No one’s off the hook completely. Huntington’s typically strikes in middle age but it can also be “late or early onset” at random. I have never been more aware of the ramifications of this dreadful disease which resembles a combination of ALS, Parkinsons, and Dementia all in one. If Shep and Holly do not have the disease, their kids can’t get it. If they do, their kids each have a 50/50 chance. I am reading the book that Holly recommended to me called, “Inside the O’Briens” which deals with just this situation and it is terrifying me even more. It is written by the same author as “Still Alice.” Lisa Genova. Cheerful subjects this author chooses, eh? But, it is enlightening.

 

Susan seems quite with it. I send her stories and cards as I can and she reads novels continuously. She requested cheese sticks and Bugles, which we brought.

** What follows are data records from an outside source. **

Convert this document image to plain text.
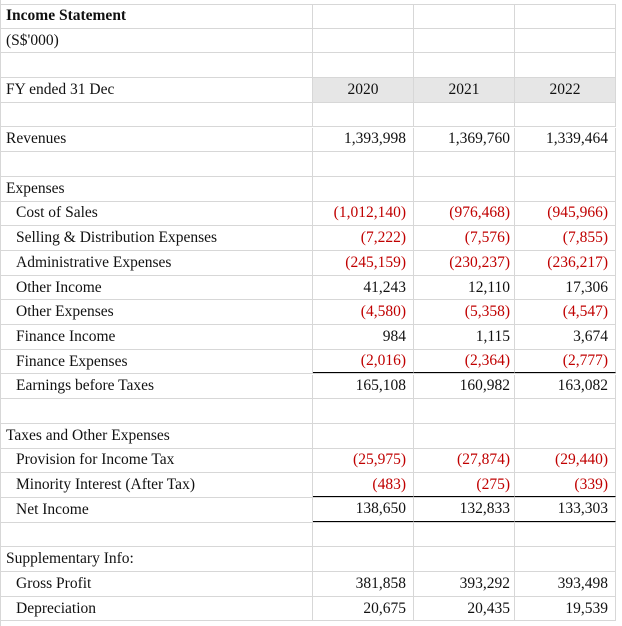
Income Statement
(S$'000)
FY ended 31 Dec	2020	2021	2022
Revenues	1,393,998	1,369,760	1,339,464
Expenses
Cost of Sales	(1,012,140)	(976,468)	(945,966)
Selling & Distribution Expenses	(7,222)	(7,576)	(7,855)
Administrative Expenses	(245,159)	(230,237)	(236,217)
Other Income	41,243	12,110	17,306
Other Expenses	(4,580)	(5,358)	(4,547)
Finance Income	984	1,115	3,674
Finance Expenses	(2,016)	(2,364)	(2,777)
Earnings before Taxes	165,108	160,982	163,082
Taxes and Other Expenses
Provision for Income Tax	(25,975)	(27,874)	(29,440)
Minority Interest (After Tax)	(483)	(275)	(339)
Net Income	138,650	132,833	133,303
Supplementary Info:
Gross Profit	381,858	393,292	393,498
Depreciation	20,675	20,435	19,539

Clearly her diet has never become the least bit healthy, which is of course insignificant now. In the end, one lives ones life as best as one can, not ever knowing what lays ahead, how we will cope with it, what end it will come to. As they say, “love is all there is” but in fact there is also a random, roulette style sequence and a mystery that remains until we leave this earth ourselves and hopefully, get to ask all the unanswered questions.

 

 

Huntington’s disease (HD) is a fatal genetic disorder that causes the progressive breakdown of nerve cells in the brain. It deteriorates a person’s physical and mental abilities during their prime working years and has no cure. HD is known as the quintessential family disease because every child of a parent with HD has a 50/50 chance of carrying the faulty gene. Today, there are approximately 30,000 symptomatic Americans and more than 200,000 at-risk of inheriting the disease.